Methods and Results— Sixty patients (81% men; 81% paroxysmal; age, 56±8 years) failing 2±1 antiarrhythmic drugs were randomly assigned to undergo CPVA (n=30) or PVAI (n=30) at 5 centers between December 2004 and October 2007. CPVA patients had circular lesions placed at least 1 cm outside of the veins. Ipsilateral veins were ablated en block with the end point of disappearance of potentials within the circular lesion. Left atrial roof line and mitral isthmus line were ablated without verification of block. For patients in AF postablation or with AF induced with programmed stimulation, complex fractionated electrograms were mapped and ablated to the end point of AF termination or disappearance of complex fractionated electrograms. PVAI did not include complex fractionated electrogram ablation. Esophageal temperature was monitored and kept within 2°C of baseline or under 39°C. Success was defined as absence of atrial tachyarrhythmias (AF/AT) off antiarrhythmic drugs.
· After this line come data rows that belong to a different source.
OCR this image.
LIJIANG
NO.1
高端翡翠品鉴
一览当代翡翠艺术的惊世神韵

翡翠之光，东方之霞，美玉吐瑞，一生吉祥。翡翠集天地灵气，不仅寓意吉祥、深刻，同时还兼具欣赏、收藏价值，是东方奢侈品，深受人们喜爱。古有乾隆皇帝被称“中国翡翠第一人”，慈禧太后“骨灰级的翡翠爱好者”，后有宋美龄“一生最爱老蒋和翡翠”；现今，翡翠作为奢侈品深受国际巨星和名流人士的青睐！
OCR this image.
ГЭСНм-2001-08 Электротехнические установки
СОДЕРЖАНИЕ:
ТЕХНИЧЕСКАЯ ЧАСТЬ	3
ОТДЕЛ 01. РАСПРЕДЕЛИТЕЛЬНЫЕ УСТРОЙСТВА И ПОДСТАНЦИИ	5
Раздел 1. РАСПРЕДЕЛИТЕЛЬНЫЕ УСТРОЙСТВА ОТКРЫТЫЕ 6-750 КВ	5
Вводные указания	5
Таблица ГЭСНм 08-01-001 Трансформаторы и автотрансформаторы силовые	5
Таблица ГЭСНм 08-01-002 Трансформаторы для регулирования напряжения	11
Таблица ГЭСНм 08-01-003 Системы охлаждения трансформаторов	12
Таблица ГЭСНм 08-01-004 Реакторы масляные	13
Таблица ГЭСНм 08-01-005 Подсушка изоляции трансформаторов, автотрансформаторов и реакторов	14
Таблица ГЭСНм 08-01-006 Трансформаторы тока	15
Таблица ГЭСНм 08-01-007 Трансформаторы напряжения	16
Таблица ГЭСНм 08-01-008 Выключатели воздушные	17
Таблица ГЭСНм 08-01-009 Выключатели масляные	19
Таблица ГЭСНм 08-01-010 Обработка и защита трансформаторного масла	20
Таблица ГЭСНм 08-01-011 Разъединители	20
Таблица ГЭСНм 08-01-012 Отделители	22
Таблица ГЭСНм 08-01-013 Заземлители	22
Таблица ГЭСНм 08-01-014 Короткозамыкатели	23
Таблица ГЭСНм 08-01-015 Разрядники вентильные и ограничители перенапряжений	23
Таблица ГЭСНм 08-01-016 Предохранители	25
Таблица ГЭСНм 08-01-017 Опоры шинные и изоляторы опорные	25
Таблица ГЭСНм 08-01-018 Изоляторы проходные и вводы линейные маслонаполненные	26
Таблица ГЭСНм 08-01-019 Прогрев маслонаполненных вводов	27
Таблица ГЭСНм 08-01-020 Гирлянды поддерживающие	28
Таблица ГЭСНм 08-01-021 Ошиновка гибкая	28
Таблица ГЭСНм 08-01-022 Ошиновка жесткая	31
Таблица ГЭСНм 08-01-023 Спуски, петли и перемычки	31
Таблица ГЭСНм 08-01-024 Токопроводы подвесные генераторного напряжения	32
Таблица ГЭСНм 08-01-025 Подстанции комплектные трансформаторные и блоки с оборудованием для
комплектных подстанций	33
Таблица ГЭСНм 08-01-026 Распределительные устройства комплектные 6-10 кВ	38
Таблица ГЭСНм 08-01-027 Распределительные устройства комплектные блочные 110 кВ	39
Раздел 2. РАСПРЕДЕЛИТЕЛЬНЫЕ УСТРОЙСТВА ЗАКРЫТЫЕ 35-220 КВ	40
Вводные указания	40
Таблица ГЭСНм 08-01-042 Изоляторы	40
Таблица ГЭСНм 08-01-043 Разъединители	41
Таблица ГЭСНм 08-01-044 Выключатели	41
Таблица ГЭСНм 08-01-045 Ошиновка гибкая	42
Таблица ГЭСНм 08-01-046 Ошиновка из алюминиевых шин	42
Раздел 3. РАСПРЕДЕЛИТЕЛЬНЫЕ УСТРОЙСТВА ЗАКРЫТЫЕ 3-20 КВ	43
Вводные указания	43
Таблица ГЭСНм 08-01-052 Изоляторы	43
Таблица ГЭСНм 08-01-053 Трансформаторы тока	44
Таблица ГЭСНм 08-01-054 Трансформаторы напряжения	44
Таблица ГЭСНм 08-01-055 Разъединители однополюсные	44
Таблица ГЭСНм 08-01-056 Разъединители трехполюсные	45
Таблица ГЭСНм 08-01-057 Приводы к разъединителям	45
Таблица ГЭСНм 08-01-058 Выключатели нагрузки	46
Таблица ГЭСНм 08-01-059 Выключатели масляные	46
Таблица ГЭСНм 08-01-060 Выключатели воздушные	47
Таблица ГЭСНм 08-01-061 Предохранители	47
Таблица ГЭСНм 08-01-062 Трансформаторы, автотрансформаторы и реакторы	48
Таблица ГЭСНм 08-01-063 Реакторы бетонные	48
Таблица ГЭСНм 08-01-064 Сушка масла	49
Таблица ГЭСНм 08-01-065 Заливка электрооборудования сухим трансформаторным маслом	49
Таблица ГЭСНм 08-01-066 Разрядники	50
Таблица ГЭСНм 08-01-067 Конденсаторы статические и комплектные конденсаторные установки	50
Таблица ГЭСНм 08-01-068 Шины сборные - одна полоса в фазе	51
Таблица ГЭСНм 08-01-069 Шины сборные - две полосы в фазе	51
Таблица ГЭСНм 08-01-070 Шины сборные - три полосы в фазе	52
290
There was no difference between CPVA and PVAI regarding to baseline variables, catheter used, duration of the procedure, or RF delivery. Fluoroscopy time was longer with PVAI (54±17 minutes versus 77±18 minutes, P=0.0001). No significant complications occurred in either arm. PVAI was more likely to achieve control of AF/AT off antiarrhythmic drugs (57% versus 27%, P=0.02) at 2±1 years of follow-up.

Conclusions— A single PVAI procedure is more likely to result in freedom from AF/AT off antiarrhythmic drugs than CPVA supplemented by complex fractionated electrogram ablation in select patients.